I did the clearing because my new blueberries seem to have "mummy berry". Bummer. I was thinking the berry patch could have native ferns and wild flowers growing under the bushes. But last year, my bushes lost all their berries and this year the same seems to be happening. My bushes bloomed well this spring, fruit set, and now the young berries are shriveling up. Mummifying is a good description. I am reading this is caused by a fungus that propagates year to year through infected berries dropped on the ground and not swept away. It is agrivated by reduced air flow - from ferns and native flowers growing too close, I think. I'll gradually see how much clearing is needed.
3 comments:
Very interesting. I have seen mummified berries on wild blueberries and usually it seems these are on plants in more overgrown areas. It makes sense that these wild plants are having issues with air flow too.

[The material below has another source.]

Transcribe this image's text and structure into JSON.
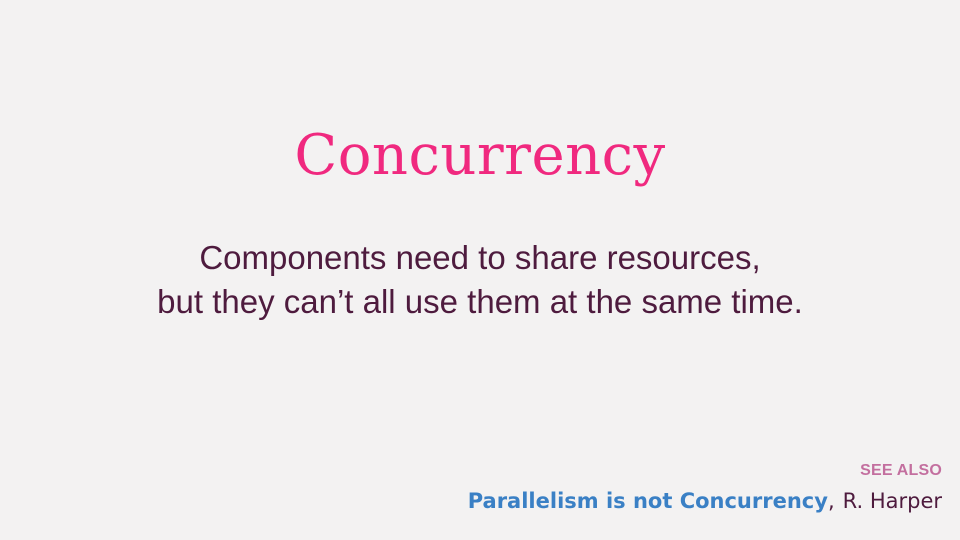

My parents used to grow blueberries on their hobby farm. The last few years before they sold the farm they had trouble with mummy berry-to the point where one year there was no harvest (compared to up to 1000 pounds on a normal year). The supposed cure was to get rid of the infected berries. We would pick the infected berries as we saw them, then covered up the ones that were on the ground with a layer of mulch (we had a steady source for wood shavings). We always had some affected berries regardless of what we did, but we did at least substantially decreased the losses.